Margaret Mellis
Margaret Mellis stands as a vital, though long under-recognised, figure in the development of modern British art. A Scottish artist, she was one of the early members and later one of the last surviving figures of the group of modernist artists who gathered in St Ives, Cornwall, in the 1940s. She played an important role in establishing St Ives as a magnet for artists, shaping the environment in which British abstraction would flourish. Working across painting, collage, and assemblage, Mellis contributed significantly to the language of post-war abstraction, particularly through her experimentation with colour, structure, and found materials. Her work moves fluidly between early Constructivist concerns and later, deeply intuitive driftwood constructions, positioning her as a key bridge between European modernism and a distinctly British, materially grounded abstraction. She later became a mentor to the young Damien Hirst, further extending her influence across generations.

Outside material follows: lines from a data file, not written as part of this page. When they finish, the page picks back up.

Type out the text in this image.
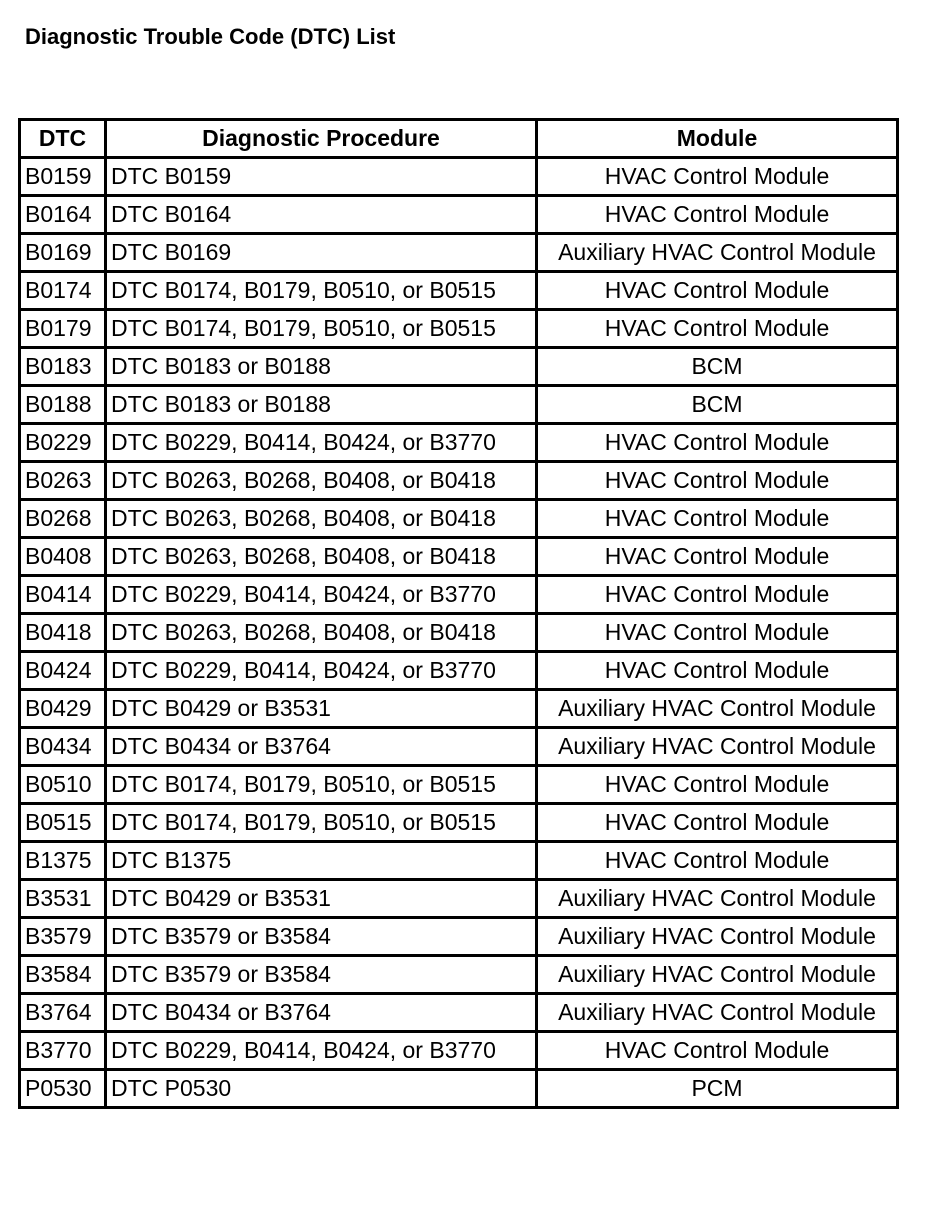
Diagnostic Trouble Code (DTC) List
DTC	Diagnostic Procedure	Module
B0159	DTC B0159	HVAC Control Module
B0164	DTC B0164	HVAC Control Module
B0169	DTC B0169	Auxiliary HVAC Control Module
B0174	DTC B0174, B0179, B0510, or B0515	HVAC Control Module
B0179	DTC B0174, B0179, B0510, or B0515	HVAC Control Module
B0183	DTC B0183 or B0188	BCM
B0188	DTC B0183 or B0188	BCM
B0229	DTC B0229, B0414, B0424, or B3770	HVAC Control Module
B0263	DTC B0263, B0268, B0408, or B0418	HVAC Control Module
B0268	DTC B0263, B0268, B0408, or B0418	HVAC Control Module
B0408	DTC B0263, B0268, B0408, or B0418	HVAC Control Module
B0414	DTC B0229, B0414, B0424, or B3770	HVAC Control Module
B0418	DTC B0263, B0268, B0408, or B0418	HVAC Control Module
B0424	DTC B0229, B0414, B0424, or B3770	HVAC Control Module
B0429	DTC B0429 or B3531	Auxiliary HVAC Control Module
B0434	DTC B0434 or B3764	Auxiliary HVAC Control Module
B0510	DTC B0174, B0179, B0510, or B0515	HVAC Control Module
B0515	DTC B0174, B0179, B0510, or B0515	HVAC Control Module
B1375	DTC B1375	HVAC Control Module
B3531	DTC B0429 or B3531	Auxiliary HVAC Control Module
B3579	DTC B3579 or B3584	Auxiliary HVAC Control Module
B3584	DTC B3579 or B3584	Auxiliary HVAC Control Module
B3764	DTC B0434 or B3764	Auxiliary HVAC Control Module
B3770	DTC B0229, B0414, B0424, or B3770	HVAC Control Module
P0530	DTC P0530	PCM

This growing recognition has been reflected in recent institutional attention, notably the exhibition Modernist Constructs at Towner Eastbourne in 2022. The first major presentation of Mellis’ work in over a decade, which offered a timely reassessment of her significant yet historically overlooked contribution to British modernism.

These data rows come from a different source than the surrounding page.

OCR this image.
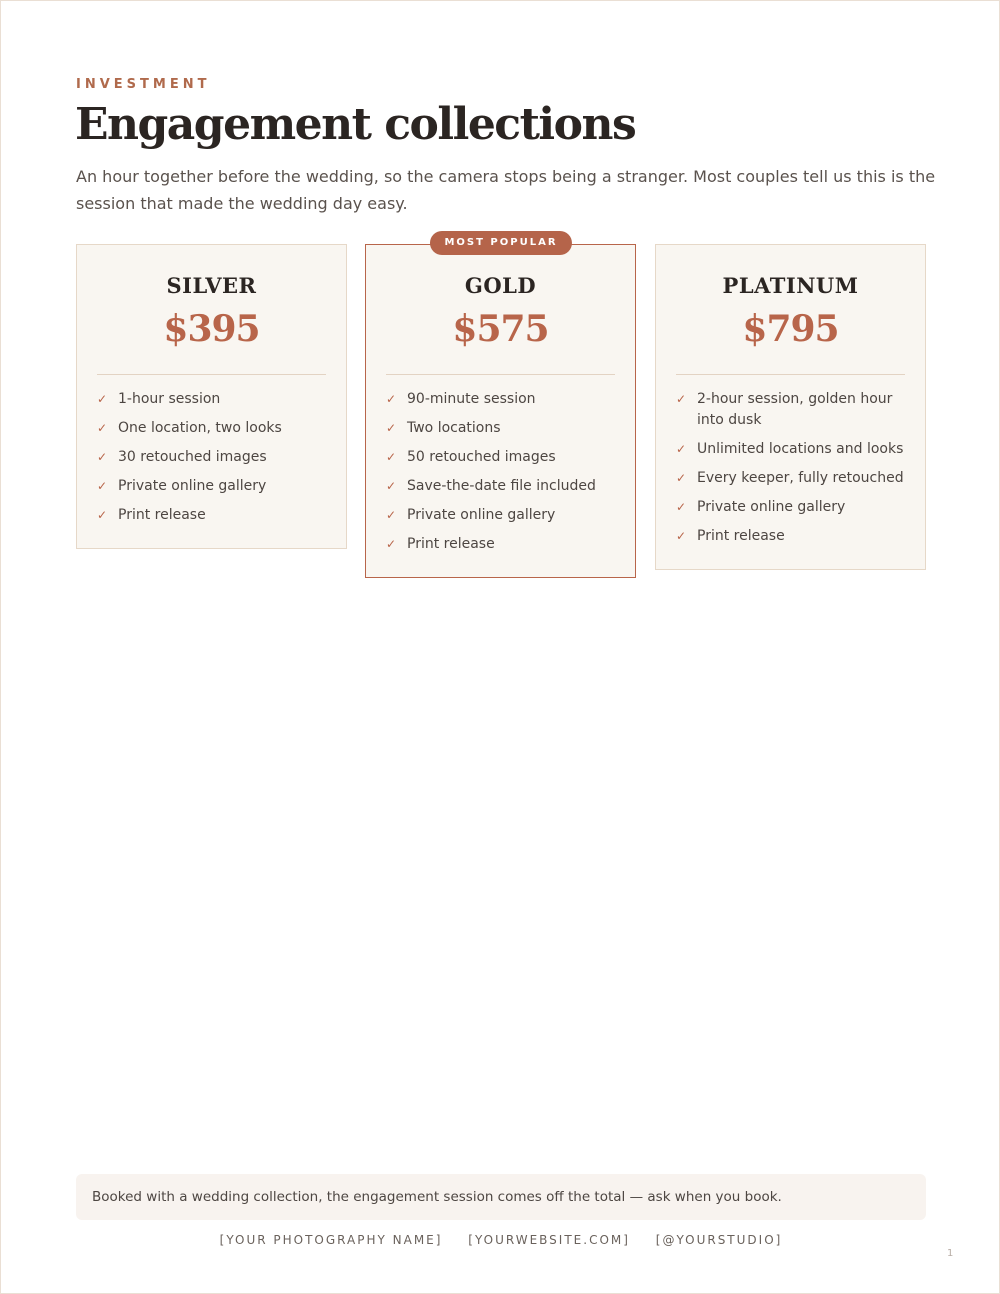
INVESTMENT
Engagement collections

An hour together before the wedding, so the camera stops being a stranger. Most couples tell us this is the session that made the wedding day easy.

SILVER
$395
✓ 1-hour session
✓ One location, two looks
✓ 30 retouched images
✓ Private online gallery
✓ Print release
MOST POPULAR
GOLD
$575
✓ 90-minute session
✓ Two locations
✓ 50 retouched images
✓ Save-the-date file included
✓ Private online gallery
✓ Print release
PLATINUM
$795
✓ 2-hour session, golden hour into dusk
✓ Unlimited locations and looks
✓ Every keeper, fully retouched
✓ Private online gallery
✓ Print release
Booked with a wedding collection, the engagement session comes off the total — ask when you book.
[YOUR PHOTOGRAPHY NAME] [YOURWEBSITE.COM] [@YOURSTUDIO]
1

Born in 1914, in China, Margaret Mellis and her family returned to Scotland soon after her birth. She studied at Edinburgh College of Art, where she was taught by SJ Peploe and WG Gillies, and learnt alongside Wilhelmina Barns-Graham and William Gear. In 1933, she went to Paris to study under André Lhote, followed by another visit in 1937. In between, in 1936, she met Adrian Stokes; the couple married in 1938. Together, they moved to St Ives, Cornwall, arguably heralding the next wave of artists to the area, with Ben Nicholson, Barbara Hepworth, Naum Gabo, Terry Frost, Patrick Heron, and Roger Hilton. Before this, she studied for a time at the Euston Road School, before fleeing to Cornwall following the outbreak of war. This move to St Ives coincided with Mellis exploring collage and relief. Created from found materials and paper, these collages were exhibited in New Movements in Art, at the London Museum in 1942. In 1946, following her divorce from Stokes, Mellis met the artist Francis Davison, with whom she moved to London, and then to Cap d’Antibes, in 1947. They married in 1948, and relocated to Walberswick, and later Syleham, Norfolk, in 1950, and then to Suffolk. For much of this time, though both continued to create artworks, neither was widely exhibited in London - they were geographically and, at times, conceptually, distant from life in the capital. This began to change, after Mellis embarked upon a series of large abstract paintings known as 'colour structures'. These were exhibited in London, with solo shows at Grabowski Gallery, in 1969, and then at Basil Jacobs Gallery, in 1972. From both shows, Mellis sold work to important public collections; the Government Art Collection bought a painting from the Basil Jacobs show, in 1972, while a painting had earlier been purchased by the Arts Council of Great Britain, in 1969.
In 1978, Mellis started creating driftwood reliefs, which she found while walking along the local coast at Southwold, and likened the creative process to Surrealist automatism. In the mid-'80s, Mellis was included in several high-profile exhibitions, including the important survey show of St Ives 1939-64, staged at the Tate Gallery, London, in 1985, and later Scottish Art since 1900, at the Scottish National Gallery of Modern Art, Edinburgh. In 1987, the Redfern Gallery staged a retrospective exhibition, from which the Tate and Arts Council bought recent driftwood reliefs. The exhibition was also attended by a young Damien Hirst; intrigued by the driftwood constructions in particular, Hirst wrote to the artist, and was invited to visit Mellis in Southwold, forming a lasting friendship. Mellis was part of the Tate St Ives' inaugural exhibition in 1993, and was the subject of a retrospective that opened at City Art Centre, Edinburgh, and toured the UK, in 1997. Recent exhibitions include Modern Scottish Women 1885-1965, at the Scottish National Gallery of Modern Art, and a joint-show with Damien Hirst at Pier Arts Centre, Orkney. In 2018, her work featured in an exhibition inspired by Virginia Woolf and her writings, at Tate St Ives.
The Redfern Gallery represents the Margaret Mellis estate.